Fig. 95. Method of Testing for Short-circuited Armature Coils.

This testing can be done very rapidly, and does not require delicate instruments or skilled operators.

Tests for short circuits in field coils can be made in a similar manner, by placing the coils on a core which is magnetized by alternating current. The presence of a short circuit, even of one convolution of a field coil, will be apparent from the increase in the alternating current required to magnetize the core upon which the field coil is being tested. The insulation resistance of armatures and fields is frequently tested by means of alternating current, about 2,000 volts being the common testing voltage for 500-volt motor coils. One terminal of the testing circuit is connected to the frame of the motor, and the other to its windings. Any weakness in the insulation insufficient to withstand 2,000 volts will, of course, be broken down by this test. Alternating current is generally used for such tests because it is usually more easily obtained at the proper voltage, as it is a simple matter to put in an alternating transformer which will give any desired voltage and which can be controlled by a primary circuit of low voltage.

Open circuits in the armature can be easily detected by placing the armature in a frame so that it can be rotated, the frame being provided with brushes resting 90° apart on the commutator. If either an alternating or direct current be passed through the armature by means of these brushes, and the armature be rotated by hand, a flash will occur when the open-circuited coils pass under the brushes. A large current should be used.
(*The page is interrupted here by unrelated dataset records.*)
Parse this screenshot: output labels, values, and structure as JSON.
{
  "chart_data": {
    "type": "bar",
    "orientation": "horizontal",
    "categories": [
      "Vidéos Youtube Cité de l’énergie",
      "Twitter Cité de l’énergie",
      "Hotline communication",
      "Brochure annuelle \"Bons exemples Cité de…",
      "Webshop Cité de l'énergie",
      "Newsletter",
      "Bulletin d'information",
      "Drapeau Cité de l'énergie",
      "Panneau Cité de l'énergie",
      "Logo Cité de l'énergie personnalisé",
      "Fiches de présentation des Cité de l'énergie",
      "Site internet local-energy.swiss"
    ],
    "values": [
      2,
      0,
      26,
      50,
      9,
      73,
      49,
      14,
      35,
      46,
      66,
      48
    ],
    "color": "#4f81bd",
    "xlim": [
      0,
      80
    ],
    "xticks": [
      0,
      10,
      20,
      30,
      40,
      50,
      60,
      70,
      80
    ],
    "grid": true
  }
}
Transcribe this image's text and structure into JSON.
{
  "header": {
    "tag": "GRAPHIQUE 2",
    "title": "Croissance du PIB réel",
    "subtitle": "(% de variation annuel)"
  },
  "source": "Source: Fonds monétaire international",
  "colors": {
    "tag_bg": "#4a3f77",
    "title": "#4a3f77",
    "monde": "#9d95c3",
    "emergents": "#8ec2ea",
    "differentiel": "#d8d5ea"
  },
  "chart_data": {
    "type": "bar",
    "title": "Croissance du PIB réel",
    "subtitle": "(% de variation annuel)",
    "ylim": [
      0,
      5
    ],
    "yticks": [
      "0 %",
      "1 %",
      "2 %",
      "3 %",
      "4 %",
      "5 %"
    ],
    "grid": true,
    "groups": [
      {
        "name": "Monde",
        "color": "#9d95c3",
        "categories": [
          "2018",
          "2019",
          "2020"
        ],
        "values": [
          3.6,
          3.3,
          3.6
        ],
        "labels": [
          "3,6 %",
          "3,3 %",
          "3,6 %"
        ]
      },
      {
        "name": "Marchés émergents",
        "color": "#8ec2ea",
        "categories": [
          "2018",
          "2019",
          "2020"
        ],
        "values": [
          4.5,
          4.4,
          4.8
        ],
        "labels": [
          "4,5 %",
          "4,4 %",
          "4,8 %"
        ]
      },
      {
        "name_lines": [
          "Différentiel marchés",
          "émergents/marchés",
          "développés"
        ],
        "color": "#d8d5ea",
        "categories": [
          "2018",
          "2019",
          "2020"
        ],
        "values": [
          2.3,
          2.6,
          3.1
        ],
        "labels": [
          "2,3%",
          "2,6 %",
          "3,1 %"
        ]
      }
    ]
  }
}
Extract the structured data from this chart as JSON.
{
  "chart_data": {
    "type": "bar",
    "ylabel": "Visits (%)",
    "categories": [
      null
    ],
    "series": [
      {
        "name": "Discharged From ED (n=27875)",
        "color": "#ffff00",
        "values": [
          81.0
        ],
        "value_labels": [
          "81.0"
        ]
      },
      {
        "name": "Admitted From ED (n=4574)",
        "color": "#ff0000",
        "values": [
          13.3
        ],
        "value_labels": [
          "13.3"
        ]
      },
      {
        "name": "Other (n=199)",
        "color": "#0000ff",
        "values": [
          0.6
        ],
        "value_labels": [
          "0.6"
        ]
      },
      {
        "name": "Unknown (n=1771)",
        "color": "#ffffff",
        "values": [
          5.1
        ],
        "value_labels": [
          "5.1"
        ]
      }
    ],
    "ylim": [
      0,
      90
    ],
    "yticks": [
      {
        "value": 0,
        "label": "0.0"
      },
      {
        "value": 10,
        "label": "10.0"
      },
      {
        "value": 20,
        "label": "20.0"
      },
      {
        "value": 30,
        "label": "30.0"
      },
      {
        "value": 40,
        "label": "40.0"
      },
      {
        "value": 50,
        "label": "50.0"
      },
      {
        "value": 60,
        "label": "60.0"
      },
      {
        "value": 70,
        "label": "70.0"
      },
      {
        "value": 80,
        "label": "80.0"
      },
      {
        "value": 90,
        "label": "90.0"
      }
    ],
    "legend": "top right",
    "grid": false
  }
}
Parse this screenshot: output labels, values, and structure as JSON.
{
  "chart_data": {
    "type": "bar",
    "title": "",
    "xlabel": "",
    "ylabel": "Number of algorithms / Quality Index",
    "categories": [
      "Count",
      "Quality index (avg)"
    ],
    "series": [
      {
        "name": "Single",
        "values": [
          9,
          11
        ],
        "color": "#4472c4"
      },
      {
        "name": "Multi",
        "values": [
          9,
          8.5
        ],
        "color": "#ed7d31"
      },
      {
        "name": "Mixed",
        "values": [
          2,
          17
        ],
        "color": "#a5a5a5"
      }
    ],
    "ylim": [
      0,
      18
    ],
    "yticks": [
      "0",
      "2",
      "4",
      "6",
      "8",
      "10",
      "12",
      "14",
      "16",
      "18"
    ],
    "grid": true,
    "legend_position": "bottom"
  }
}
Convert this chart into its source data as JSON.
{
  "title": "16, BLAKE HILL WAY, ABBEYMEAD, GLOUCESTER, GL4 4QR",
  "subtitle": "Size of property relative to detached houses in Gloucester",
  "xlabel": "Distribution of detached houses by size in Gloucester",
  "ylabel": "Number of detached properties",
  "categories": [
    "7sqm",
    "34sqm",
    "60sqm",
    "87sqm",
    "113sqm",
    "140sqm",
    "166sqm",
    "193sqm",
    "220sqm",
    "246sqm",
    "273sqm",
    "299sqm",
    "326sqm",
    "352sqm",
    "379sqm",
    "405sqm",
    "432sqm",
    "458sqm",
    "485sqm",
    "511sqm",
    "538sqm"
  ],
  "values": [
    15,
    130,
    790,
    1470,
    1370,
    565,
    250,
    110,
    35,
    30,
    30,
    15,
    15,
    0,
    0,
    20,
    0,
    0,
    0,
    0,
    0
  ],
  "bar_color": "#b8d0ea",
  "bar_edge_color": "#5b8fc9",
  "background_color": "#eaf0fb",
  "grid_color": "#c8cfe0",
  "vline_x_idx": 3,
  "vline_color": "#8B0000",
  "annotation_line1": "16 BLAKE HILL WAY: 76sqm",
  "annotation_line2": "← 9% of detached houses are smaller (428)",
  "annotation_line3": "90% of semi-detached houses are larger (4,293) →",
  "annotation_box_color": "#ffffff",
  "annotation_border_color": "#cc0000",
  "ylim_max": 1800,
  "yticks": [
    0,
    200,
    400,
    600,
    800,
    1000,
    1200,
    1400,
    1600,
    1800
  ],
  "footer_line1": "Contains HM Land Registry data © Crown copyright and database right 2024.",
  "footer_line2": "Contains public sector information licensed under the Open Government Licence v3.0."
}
The tests just mentioned are among the best of the methods used by electric-railway companies for systematic work in the location of certain classes of faults. A large number of other methods of testing have also been evolved.

The following are some of the most common faults experienced with electric railway car equipments:

Grounds. As one side of the circuit is grounded, any accidental leakage of current from the car wiring or the motors to ground will cause a partial short circuit. Such a ground on a motor will manifest itself by blowing the fuse or opening the circuit breaker whenever current is turned into the motor. In case the fuse blows when the trolley is placed on the wire and the controller is off, it is a sign that there is a ground somewhere in the car wiring outside of the motors. Moisture and the abrasion of wires are the most common causes of grounds in car wiring. In motors, defects are usually due to overheating and the charring of the insulation.

Burn-Outs. Burning out of motors is due to two general causes: First, a ground on the motor, which, by causing a partial short circuit, causes an excessive current to flow; second, overloading the motor, which causes a gradual burning or carbonizing of the insulation until it finally breaks down.

Short-circuited field coils having a few of their turns short-circuited, if not promptly discovered, are likely to result in burned-out armatures, as the weakening of the field reduces the counter-electromotive force of the motor, so that an abnormally large current flows through the armatures. Cars with partially short-circuited fields are likely to run above their proper speed, though, if only one motor on a four-motor equipment has defective fields, the motor armature is likely to burn out before the defect is noticed from the increase in speed.